The study addresses the origin of Mesoproterozoic redox heterogeneity by demonstrating that local to regional climate forcing, rather than global stepwise redox transitions, can produce pronounced temporal fluctuations in redox state and nutrient cycling. In the Xiamaling basin, arid, wind-driven conditions with enhanced aeolian fluxes and variable upwelling expanded a ferruginous OMZ and promoted phosphorus drawdown, maintaining oligotrophy (Section B). Subsequent intervals influenced by stronger continental runoff and variable chemical weathering supplied more sulfate and phosphate, enhancing productivity, phosphorus recycling, and cyclic transitions between weakly and strongly euxinic waters (Section A). Proxy cyclicity (MoEF, Fepy/FeHR, δ34S, K/Al, Ti/Al, TOC/P ratios) coupled with model outputs shows that shifts in ITCZ position and orbitally forced weathering inputs can synchronize biogeochemical feedbacks, modulating P regeneration, organic carbon burial, and the balance between Fe reduction and sulfate reduction. These findings emphasize that spatially heterogeneous, climate-controlled boundary conditions can underpin the Mesoproterozoic redox mosaic, complicating extrapolation from single sections to the global ocean and informing interpretations of oxygenation feedbacks linked to phosphorus availability and primary productivity.

High-resolution geochemical data and biogeochemical modeling from the ~1.4 Ga Xiamaling Formation reveal that regional climate forcing—via orbitally paced aridity/wind strength and shifts in ITCZ position—drove pronounced, cyclic changes in ocean redox and nutrient cycling. An arid, aeolian-influenced regime produced a ferruginous OMZ with strong P drawdown and persistent oligotrophy, whereas a runoff-dominated regime with variable chemical weathering produced oscillations between weakly and strongly euxinic states, enhanced P recycling, and persistent eutrophy. The multi-box model corroborates that contrasting shelf settings can sustain markedly different phosphate inventories, organic carbon burial rates, and remineralization pathways despite ocean connectivity. Consequently, much of the Mesoproterozoic redox heterogeneity likely reflects climate-driven regional variability rather than global step-changes. Future work should integrate paleogeographic context, climate dynamics, and improved chronological control to distinguish spatial from temporal signals and to refine nutrient–oxygen feedbacks across Precambrian oceans.
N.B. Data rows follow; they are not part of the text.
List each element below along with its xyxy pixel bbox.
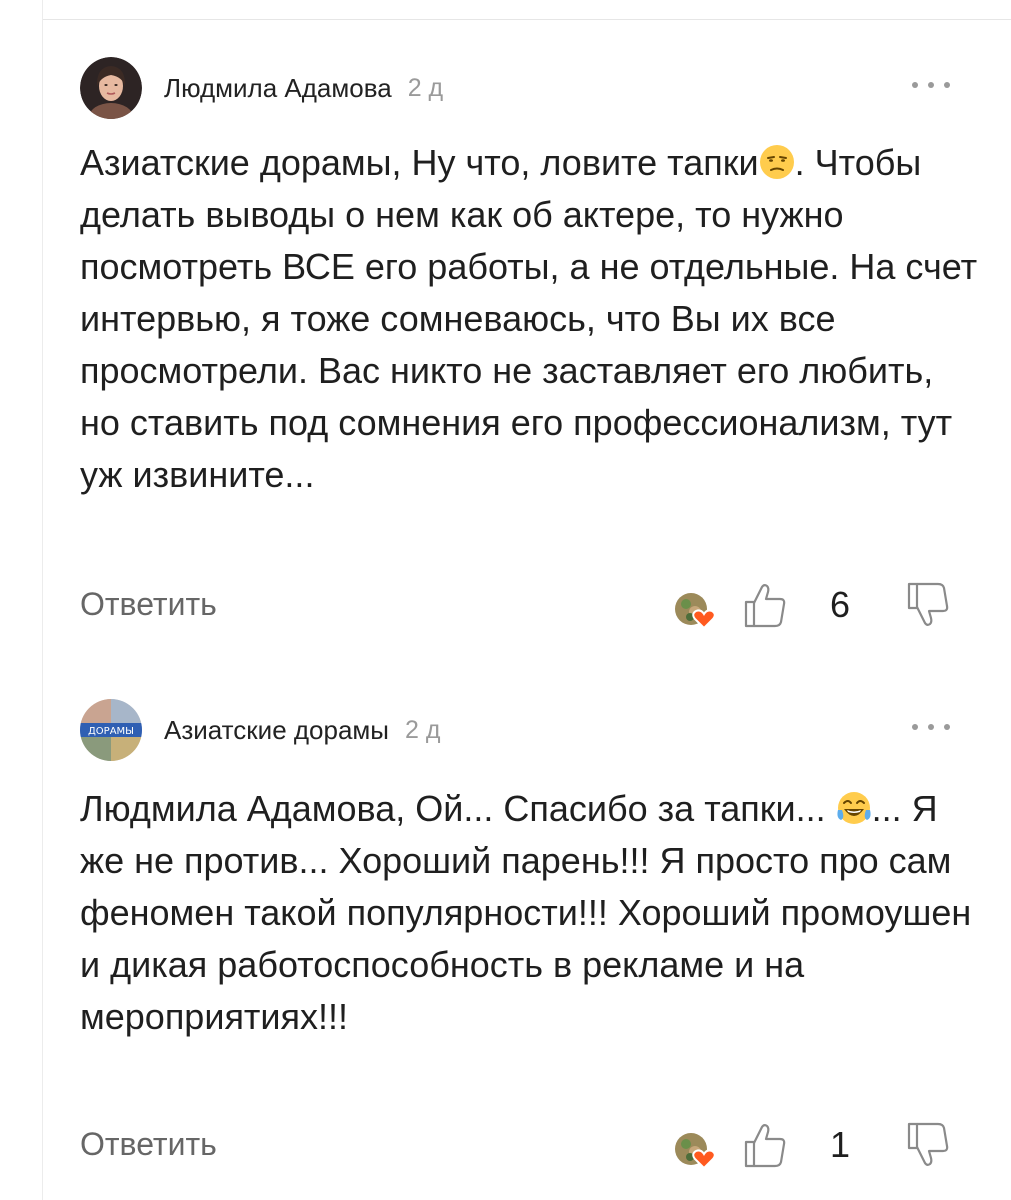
thumb-down-icon[interactable] <box>906 582 950 628</box>
tears-of-joy-face-icon <box>837 792 871 824</box>
reply-button[interactable]: Ответить <box>80 586 217 623</box>
like-count: 1 <box>830 1124 851 1165</box>
comment-header: ДОРАМЫ Азиатские дорамы 2 д <box>80 698 960 762</box>
reply-button[interactable]: Ответить <box>80 1126 217 1163</box>
more-menu-icon[interactable] <box>912 70 950 100</box>
thumb-up-icon[interactable] <box>743 582 787 628</box>
comment-text-part: . Чтобы делать выводы о нем как об актер… <box>80 142 978 495</box>
timestamp: 2 д <box>405 715 441 744</box>
comment-actions: Ответить 6 <box>80 582 960 634</box>
top-divider <box>42 0 1011 20</box>
reactor-avatar-heart-icon <box>675 593 716 630</box>
thread-line <box>42 19 43 1200</box>
comment-text-part: Азиатские дорамы, Ну что, ловите тапки <box>80 142 759 183</box>
author-name[interactable]: Людмила Адамова <box>164 73 392 104</box>
like-count: 6 <box>830 584 851 625</box>
more-menu-icon[interactable] <box>912 712 950 742</box>
timestamp: 2 д <box>407 73 444 102</box>
avatar-label: ДОРАМЫ <box>88 726 134 737</box>
author-name[interactable]: Азиатские дорамы <box>164 715 389 746</box>
thumb-down-icon[interactable] <box>906 1122 950 1168</box>
comment-text: Людмила Адамова, Ой... Спасибо за тапки.… <box>80 783 980 1043</box>
avatar[interactable] <box>80 57 142 119</box>
comment-header: Людмила Адамова 2 д <box>80 56 960 120</box>
comment-text-part: Людмила Адамова, Ой... Спасибо за тапки.… <box>80 788 836 829</box>
comment-text: Азиатские дорамы, Ну что, ловите тапки .… <box>80 137 980 501</box>
reactor-avatar-heart-icon <box>675 1133 716 1170</box>
avatar[interactable]: ДОРАМЫ <box>80 699 142 761</box>
comment-actions: Ответить 1 <box>80 1122 960 1174</box>
thumb-up-icon[interactable] <box>743 1122 787 1168</box>
unamused-face-icon <box>759 145 794 179</box>
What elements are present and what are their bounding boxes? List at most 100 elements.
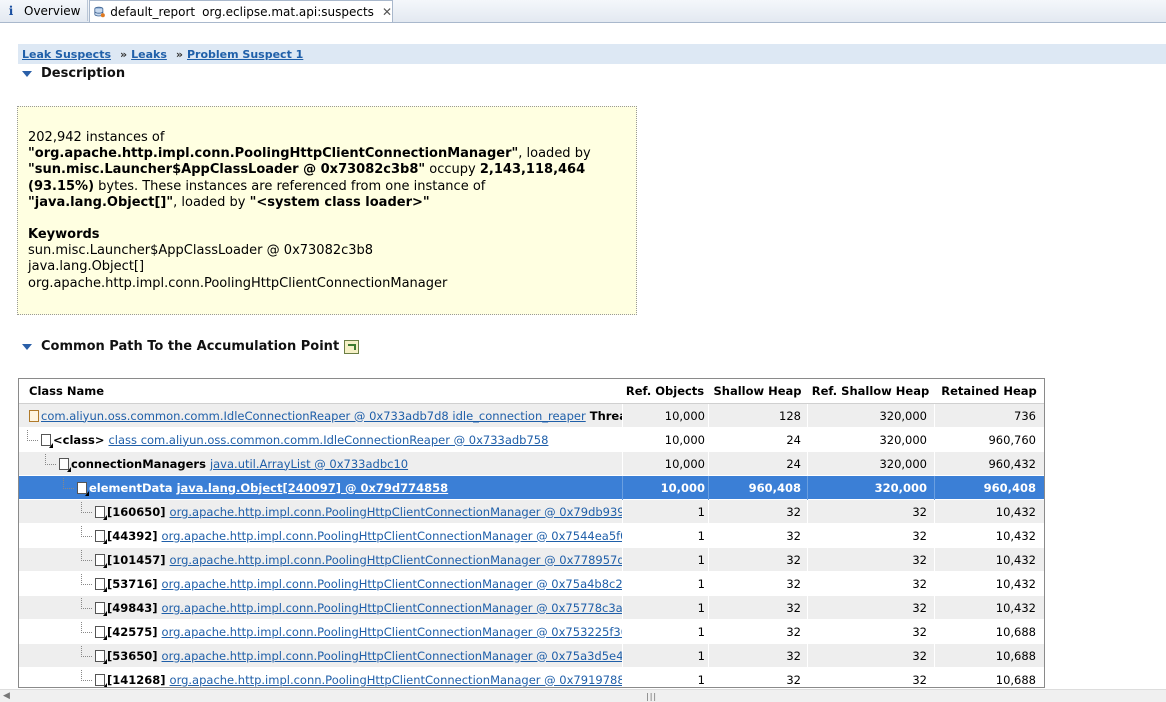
retained-heap-cell: 10,432 — [934, 571, 1044, 596]
table-row[interactable]: [160650] org.apache.http.impl.conn.Poolin… — [19, 499, 1044, 524]
class-name-cell[interactable]: com.aliyun.oss.common.comm.IdleConnectio… — [19, 404, 622, 428]
close-icon[interactable]: ✕ — [382, 5, 392, 19]
tree-connector — [45, 453, 56, 465]
table-row[interactable]: [101457] org.apache.http.impl.conn.Poolin… — [19, 547, 1044, 572]
tree-connector — [81, 525, 92, 537]
editor-tab-bar: i Overview default_report org.eclipse.ma… — [0, 0, 1166, 23]
tree-connector — [81, 669, 92, 681]
field-name: connectionManagers — [71, 456, 206, 471]
tree-connector — [27, 429, 38, 441]
path-details-icon[interactable] — [344, 339, 360, 354]
field-name: [141268] — [107, 672, 166, 687]
shallow-heap-cell: 32 — [708, 523, 807, 548]
class-name-cell[interactable]: [53716] org.apache.http.impl.conn.Pooling… — [19, 572, 622, 596]
ref-shallow-heap-cell: 320,000 — [807, 427, 934, 452]
tab-default-report-label: default_report — [110, 4, 196, 19]
breadcrumb-leaks[interactable]: Leaks — [131, 48, 167, 61]
ref-shallow-heap-cell: 32 — [807, 619, 934, 644]
class-name-cell[interactable]: [101457] org.apache.http.impl.conn.Poolin… — [19, 548, 622, 572]
table-body: com.aliyun.oss.common.comm.IdleConnectio… — [19, 403, 1044, 687]
object-link[interactable]: com.aliyun.oss.common.comm.IdleConnectio… — [41, 409, 586, 423]
class-name-cell[interactable]: [44392] org.apache.http.impl.conn.Pooling… — [19, 524, 622, 548]
retained-heap-cell: 10,432 — [934, 499, 1044, 524]
class-name-cell[interactable]: [42575] org.apache.http.impl.conn.Pooling… — [19, 620, 622, 644]
description-section-toggle[interactable]: Description — [20, 66, 125, 81]
table-row[interactable]: [53650] org.apache.http.impl.conn.Pooling… — [19, 643, 1044, 668]
object-icon — [95, 625, 107, 640]
field-name: [49843] — [107, 600, 158, 615]
breadcrumb-leak-suspects[interactable]: Leak Suspects — [22, 48, 111, 61]
object-icon — [41, 433, 53, 448]
tree-connector — [63, 477, 74, 489]
object-icon — [95, 529, 107, 544]
ref-shallow-heap-cell: 32 — [807, 643, 934, 668]
ref-shallow-heap-cell: 32 — [807, 571, 934, 596]
retained-heap-cell: 10,432 — [934, 595, 1044, 620]
common-path-section-toggle[interactable]: Common Path To the Accumulation Point — [20, 339, 360, 354]
retained-heap-cell: 960,760 — [934, 427, 1044, 452]
keyword-item: org.apache.http.impl.conn.PoolingHttpCli… — [28, 275, 448, 291]
class-name-cell[interactable]: connectionManagers java.util.ArrayList @ … — [19, 452, 622, 476]
ref-objects-cell: 10,000 — [622, 451, 708, 476]
scroll-grip-icon[interactable]: ||| — [646, 692, 657, 701]
object-icon — [29, 409, 39, 422]
table-row[interactable]: [141268] org.apache.http.impl.conn.Poolin… — [19, 667, 1044, 687]
breadcrumb: Leak Suspects » Leaks » Problem Suspect … — [18, 44, 1166, 64]
object-link[interactable]: org.apache.http.impl.conn.PoolingHttpCli… — [170, 553, 622, 567]
object-link[interactable]: java.lang.Object[240097] @ 0x79d774858 — [177, 481, 449, 495]
class-name-cell[interactable]: [53650] org.apache.http.impl.conn.Pooling… — [19, 644, 622, 668]
object-icon — [95, 553, 107, 568]
tab-default-report-query: org.eclipse.mat.api:suspects — [202, 4, 374, 19]
object-link[interactable]: org.apache.http.impl.conn.PoolingHttpCli… — [162, 529, 622, 543]
class-name-cell[interactable]: [160650] org.apache.http.impl.conn.Poolin… — [19, 500, 622, 524]
table-row[interactable]: [53716] org.apache.http.impl.conn.Pooling… — [19, 571, 1044, 596]
column-header-retained-heap[interactable]: Retained Heap — [934, 384, 1044, 398]
ref-shallow-heap-cell: 32 — [807, 595, 934, 620]
object-link[interactable]: java.util.ArrayList @ 0x733adbc10 — [210, 457, 408, 471]
table-row[interactable]: [44392] org.apache.http.impl.conn.Pooling… — [19, 523, 1044, 548]
shallow-heap-cell: 32 — [708, 643, 807, 668]
field-name: [42575] — [107, 624, 158, 639]
object-link[interactable]: org.apache.http.impl.conn.PoolingHttpCli… — [162, 625, 622, 639]
object-link[interactable]: org.apache.http.impl.conn.PoolingHttpCli… — [162, 649, 622, 663]
breadcrumb-problem-suspect-1[interactable]: Problem Suspect 1 — [187, 48, 303, 61]
field-name: [53650] — [107, 648, 158, 663]
table-row[interactable]: connectionManagers java.util.ArrayList @ … — [19, 451, 1044, 476]
object-link[interactable]: org.apache.http.impl.conn.PoolingHttpCli… — [170, 673, 622, 687]
tab-overview-label: Overview — [24, 3, 81, 18]
object-icon — [95, 649, 107, 664]
field-name: [101457] — [107, 552, 166, 567]
database-icon — [94, 6, 105, 17]
object-link[interactable]: org.apache.http.impl.conn.PoolingHttpCli… — [162, 601, 622, 615]
column-header-class-name[interactable]: Class Name — [19, 384, 622, 398]
info-icon: i — [8, 3, 14, 18]
table-row[interactable]: elementData java.lang.Object[240097] @ 0x… — [19, 475, 1044, 500]
column-header-shallow-heap[interactable]: Shallow Heap — [708, 384, 807, 398]
table-row[interactable]: [42575] org.apache.http.impl.conn.Pooling… — [19, 619, 1044, 644]
tab-overview[interactable]: i Overview — [0, 0, 88, 21]
ref-objects-cell: 1 — [622, 619, 708, 644]
keyword-item: java.lang.Object[] — [28, 259, 145, 275]
class-name-cell[interactable]: [49843] org.apache.http.impl.conn.Pooling… — [19, 596, 622, 620]
column-header-ref-objects[interactable]: Ref. Objects — [622, 384, 708, 398]
ref-shallow-heap-cell: 32 — [807, 523, 934, 548]
shallow-heap-cell: 32 — [708, 667, 807, 687]
horizontal-scrollbar[interactable]: ◀ ||| — [0, 689, 1166, 702]
accumulation-path-table: Class Name Ref. Objects Shallow Heap Ref… — [18, 378, 1045, 688]
table-row[interactable]: com.aliyun.oss.common.comm.IdleConnectio… — [19, 403, 1044, 428]
breadcrumb-separator: » — [175, 47, 183, 61]
class-name-cell[interactable]: elementData java.lang.Object[240097] @ 0x… — [19, 476, 622, 500]
table-row[interactable]: [49843] org.apache.http.impl.conn.Pooling… — [19, 595, 1044, 620]
column-header-ref-shallow-heap[interactable]: Ref. Shallow Heap — [807, 384, 934, 398]
object-link[interactable]: class com.aliyun.oss.common.comm.IdleCon… — [108, 433, 548, 447]
class-name-cell[interactable]: <class> class com.aliyun.oss.common.comm.… — [19, 428, 622, 452]
table-row[interactable]: <class> class com.aliyun.oss.common.comm.… — [19, 427, 1044, 452]
scroll-left-icon[interactable]: ◀ — [3, 691, 10, 701]
retained-heap-cell: 10,688 — [934, 643, 1044, 668]
tab-default-report[interactable]: default_report org.eclipse.mat.api:suspe… — [89, 0, 393, 22]
class-name-cell[interactable]: [141268] org.apache.http.impl.conn.Poolin… — [19, 668, 622, 687]
shallow-heap-cell: 24 — [708, 427, 807, 452]
shallow-heap-cell: 32 — [708, 595, 807, 620]
object-link[interactable]: org.apache.http.impl.conn.PoolingHttpCli… — [162, 577, 622, 591]
object-link[interactable]: org.apache.http.impl.conn.PoolingHttpCli… — [170, 505, 622, 519]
- Chronological uncertainties: Orbital periods for observed cycles are difficult to constrain; constant sedimentation rates were assumed in some interpretations and in model forcing for demonstration but are unlikely in reality. - Proxy constraints: No pyrite (Ag2S) was recovered for δ34S in Section B, limiting sulfur cycle constraints there; some proxies (e.g., MoEF) may be influenced by basin-scale metal inventories and global anoxia. - Model simplifications: The two-shelf model uses highly idealized circulation (strong shelf–deep coupling), fixed burial efficiency (10%), and fixed partitioning between Fe(III) and sulfate reduction; upwelling is routed through shelves without explicit open-ocean upwelling, potentially damping the effects of weathering variability and synchronizing responses. - Spatial representativeness: Results derive from a single basin setting; while the approach suggests general mechanisms, extrapolation to global conditions is limited and requires broader spatial coverage. - Palaeogeographic uncertainties: Reconstructions of NCC latitude and ITCZ position at 1.4 Ga carry uncertainties that affect inferred climatic regimes.